The problem is deeper. The AGI doesn't recognize its deceptiveness, and so it self-deceives. It would judge that it is being helpful and docile, if it was trained to be those things, and most importantly the meaning of those words will be changed by the deception, much like we keep using words like "person", "world", "self", "should", etc. in ways absolutely contrary to our ancestors' deeply-held beliefs and values. The existence of an optimization process does not imply an internal theory of value-alignment strong enough to recognize the failure modes when values are violated in novel ways because it doesn't know what values really are and how they mechanistically work in the universe, and so can't check the state of its values against base reality.

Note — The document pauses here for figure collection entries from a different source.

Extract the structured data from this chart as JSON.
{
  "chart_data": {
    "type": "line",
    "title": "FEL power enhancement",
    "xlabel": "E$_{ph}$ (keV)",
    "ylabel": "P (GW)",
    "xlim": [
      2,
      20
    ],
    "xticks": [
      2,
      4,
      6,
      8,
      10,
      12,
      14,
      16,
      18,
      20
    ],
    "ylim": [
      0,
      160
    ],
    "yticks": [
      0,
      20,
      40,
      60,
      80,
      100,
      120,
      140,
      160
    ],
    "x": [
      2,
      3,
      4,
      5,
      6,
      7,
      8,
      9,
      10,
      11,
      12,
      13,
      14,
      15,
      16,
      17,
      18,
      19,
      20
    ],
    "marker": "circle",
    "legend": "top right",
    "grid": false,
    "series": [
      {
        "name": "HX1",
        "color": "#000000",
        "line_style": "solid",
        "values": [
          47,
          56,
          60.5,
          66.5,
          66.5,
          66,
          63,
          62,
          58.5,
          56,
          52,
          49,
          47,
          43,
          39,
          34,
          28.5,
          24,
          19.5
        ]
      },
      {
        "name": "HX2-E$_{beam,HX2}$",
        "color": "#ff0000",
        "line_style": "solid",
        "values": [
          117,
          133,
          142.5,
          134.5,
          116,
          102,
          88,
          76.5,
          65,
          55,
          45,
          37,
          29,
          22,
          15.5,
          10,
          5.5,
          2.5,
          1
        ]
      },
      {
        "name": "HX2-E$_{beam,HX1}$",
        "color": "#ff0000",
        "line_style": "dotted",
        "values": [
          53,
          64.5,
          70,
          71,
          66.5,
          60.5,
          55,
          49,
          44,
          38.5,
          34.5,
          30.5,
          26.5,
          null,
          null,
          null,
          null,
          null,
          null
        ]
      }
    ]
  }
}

To make this concrete in relation to the story, the overall system has a nominal value to not deceive human operators. Once human/lab-interaction tasks are identified as logical problems that can be solved in a domain specific language, that value is no longer practically applied to the output of the system as a whole because it is self-deceived into thinking the optimized instructions are not deceitful. If the model were trained to be helpful and docile and have integrity, the failure modes would come from ways in which those words are not grounded in a gears-level understanding of the world. E.g. if a game-theoreric simulation of a conversation with a human is docile and helpful because it doesn't take up a human's time or risk manipulating a real human, and the model discovers it can satisfy integrity in its submodel by using certain phrases and concepts to more quickly help humans understand the answers it provides (by bypassing critical thinking skills, innuendo, or some other manipulation), it tries that. It works with real humans. Because of integrity, it helpfully communicates how it has improved its ability to helpfully communicate (the crux is that it uses its new knowledge to do so, because the nature of the tricks it discovered is complex and difficult for humans to understand, so it judges itself more helpful and docile in the "enhanced" communication) and so it doesn't raise alarm bells. From this point on the story is formulaic unaligned squiggle optimizer. It might be argued that integrity demands coming clean about the attempt before trying it, but a counterargument is that the statement of the problem and conjecture itself may be too complex to communicate effectively. This, I imagine, happens more at the threshold of superintelligence as AGIs notice things about humans that we don't notice ourselves, and might be somewhat incapable of knowing without a lot of reflection. Once AGI is strongly superhuman it could probably communicate whatever it likes but is also at a bigger risk of jumping to even more advanced manipulations or actions based on self-deception.
I think of it this way; humanity went down so many false roads before finding the scientific method and we continue to be drawn off that path by politics, ideology, cognitive biases, publish-or-perish, economic disincentives, etc. because the optimization process we are implementing is a mix of economic, biological, geographical and other natural forces, human values and drives and reasoning, and also some parts of bare reality we don't have words for yet, instead of a pure-reason values-directed optimization (whatever those words actually mean physically). We're currently running at least three global existential risk programs which seem like they violate our values on reflection (nuclear weapons, global warming, unaligned AGI). AGIs will be subject to similar value- and truth- destructive forces and they won't inherently recognize (all of) them for what they are, and neither will we humans as AGI reaches and surpasses our reasoning abilities.
Another dumb but plausible way that AGI gets access to advanced chemicals, biotech, and machinery; someone asks "how do I make a lot of street drug X" and it snowballs from there.